Loadshedding in general causes damage to municipal electrical transformers and “damage to houses”. This is not necessarily the case. This has to be corrected and clarified upfront.
(a) Loadshedding in itself cannot reasonably cause damage to houses. Loadshedding itself cannot cause such damage, but there is a possibility that electrical power surges as a result of loadshedding, where voltage rises or falls above or below acceptable thresholds that may cause damage to equipment and / or appliances. Eskom’s customer agreements and conditions of service stipulate these possibilities for which the customers must take reasonable precautions such as, not leaving energised electric appliances unattended.

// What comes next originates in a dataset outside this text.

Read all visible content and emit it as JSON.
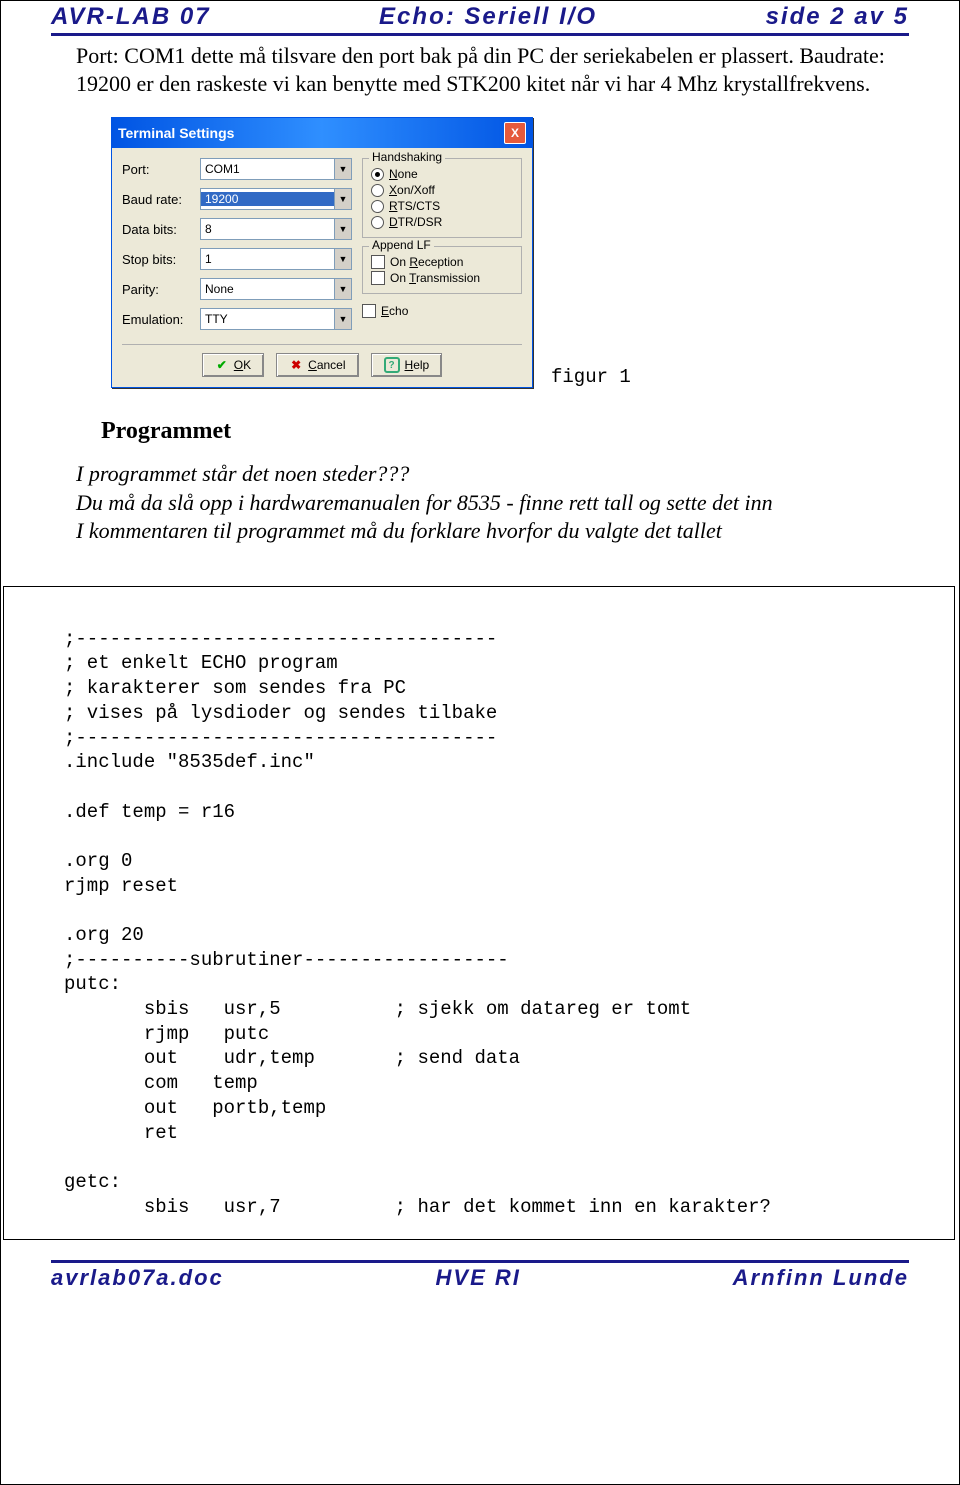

The remedial action applicable, where negligence on the part of Eskom can be proven, is through the official Eskom claims process and customers may be compensated after a validated claim. In order for customers to plan around loadshedding, Eskom has published its schedules and the stage changes are also communicated as and when they are triggered.
(b) Switching transformers on and off as in the case of loadshedding, is a general Eskom Distribution network occurrence. However, for planned switching or maintenance activities, automatic clearing of network faults occurs via protection operations. The equipment is designed for such eventualities.
Well-maintained networks and transformers should be able to withstand the burden of loadshedding, both on the Eskom network and the municipal networks, however failures can still occur. The Eskom and municipality tariffs also account for the required planned maintenance and /or upgrading and replacement or repairs of failed equipment and it is therefore up to the relevant supply authority such as Eskom or the municipality, to plan and budget for eventualities of such transformer maintenance, repairs and/ or failures.
Eskom Distribution does have such “viable measures” in place in the form of network maintenance and refurbishment strategies and execution plans, as well as strategic transformer spares. Transformer repair contracts with reputable suppliers, internally and external to Eskom are also in place to repair damaged transformers that can be repaired. Eskom Distribution cannot reasonably comment on measures taken by municipalities to deal with transformer failures.